How much cheaper are cars with damage than their non-damaged counterparts?:
In [40]:
mean_price_all_cars = autos['price'].mean()
damaged_cars = autos[autos['unrepaired_damage'] == "yes"]
undamaged_cars = autos[autos['unrepaired_damage'] == 'no']
mean_price_damaged_cars = damaged_cars['price'].mean()
mean_price_undamaged_cars = undamaged_cars['price'].mean()

# damaged_cars
# undamaged_cars
# mean_price_all_cars
print('Mean_price_damaged_cars:', int(mean_price_damaged_cars), '$')
print('\n')
print('Mean_price_undamaged_cars:', int(mean_price_undamaged_cars), '$')
print('\n')
print('The damaged cars are on average', int(mean_price_undamaged_cars - mean_price_damaged_cars), '$ cheaper than undamaged cars. ')
Mean_price_damaged_cars: 2335 $


Mean_price_undamaged_cars: 8233 $


The damaged cars are on average 5898 $ cheaper than undamaged cars. 

General conclusions:

  • The whole dataset had to be cleaned.
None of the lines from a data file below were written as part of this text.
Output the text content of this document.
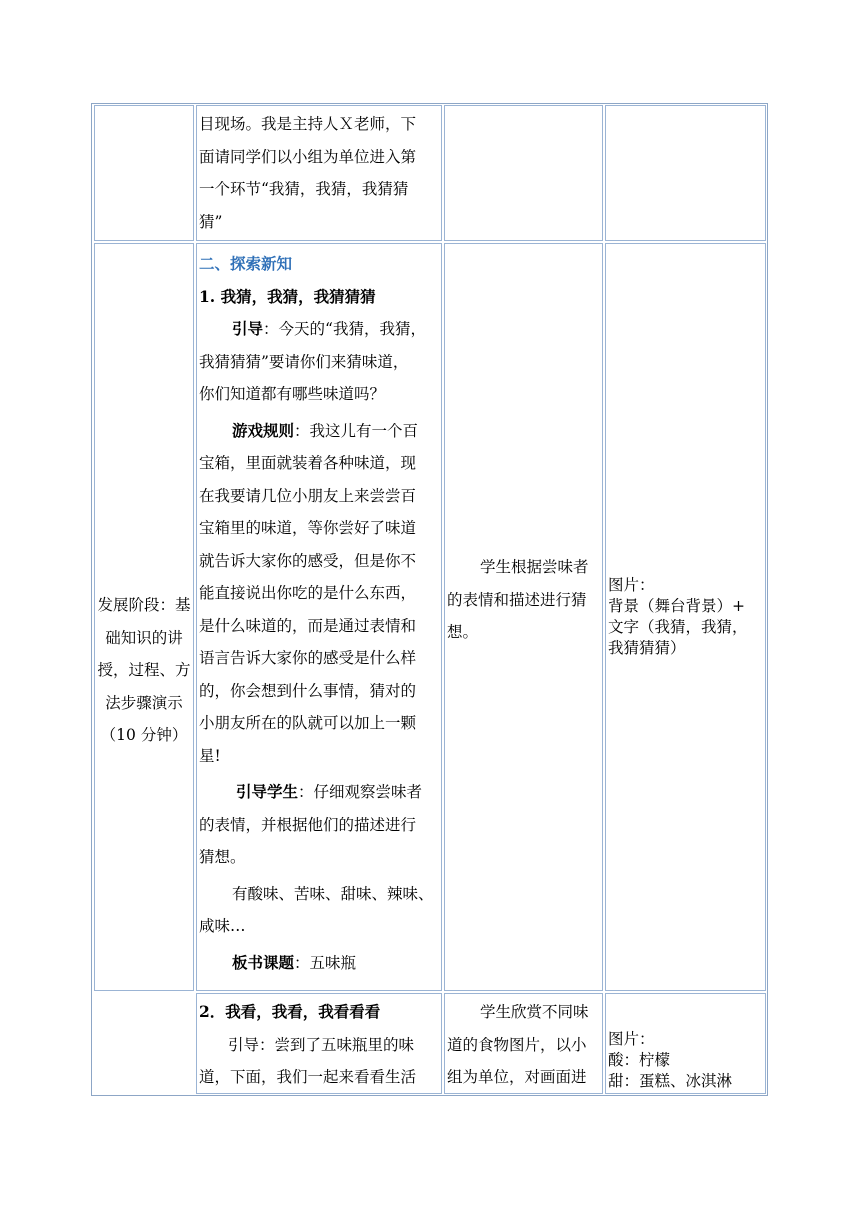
目现场。我是主持人Ｘ老师，下

面请同学们以小组为单位进入第

一个环节“我猜，我猜，我猜猜

猜”

发展阶段：基

础知识的讲

授，过程、方

法步骤演示

（10 分钟）

二、探索新知

1. 我猜，我猜，我猜猜猜

引导：今天的“我猜，我猜，

我猜猜猜”要请你们来猜味道，

你们知道都有哪些味道吗？

游戏规则：我这儿有一个百

宝箱，里面就装着各种味道，现

在我要请几位小朋友上来尝尝百

宝箱里的味道，等你尝好了味道

就告诉大家你的感受，但是你不

能直接说出你吃的是什么东西，

是什么味道的，而是通过表情和

语言告诉大家你的感受是什么样

的，你会想到什么事情，猜对的

小朋友所在的队就可以加上一颗

星!

引导学生：仔细观察尝味者

的表情，并根据他们的描述进行

猜想。

有酸味、苦味、甜味、辣味、

咸味…

板书课题：五味瓶

学生根据尝味者

的表情和描述进行猜

想。

图片：

背景（舞台背景）+

文字（我猜，我猜，

我猜猜猜）

2．我看，我看，我看看看

引导：尝到了五味瓶里的味

道，下面，我们一起来看看生活

学生欣赏不同味

道的食物图片，以小

组为单位，对画面进

图片：

酸：柠檬

甜：蛋糕、冰淇淋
Some string object had to be changed into int/float ( numbers) objects. Some columns had to be split, so the whole dataset would look more clear. 
  • There are 3 general segments of cars: cheap, middle and expensive.
  • The price of a particular brand/model is related to many factors ( not only milage and good condition of the car). The society has its own focal point of values: some brands that can be equal in quality with others will be seen as less precious etc.
In [ ]: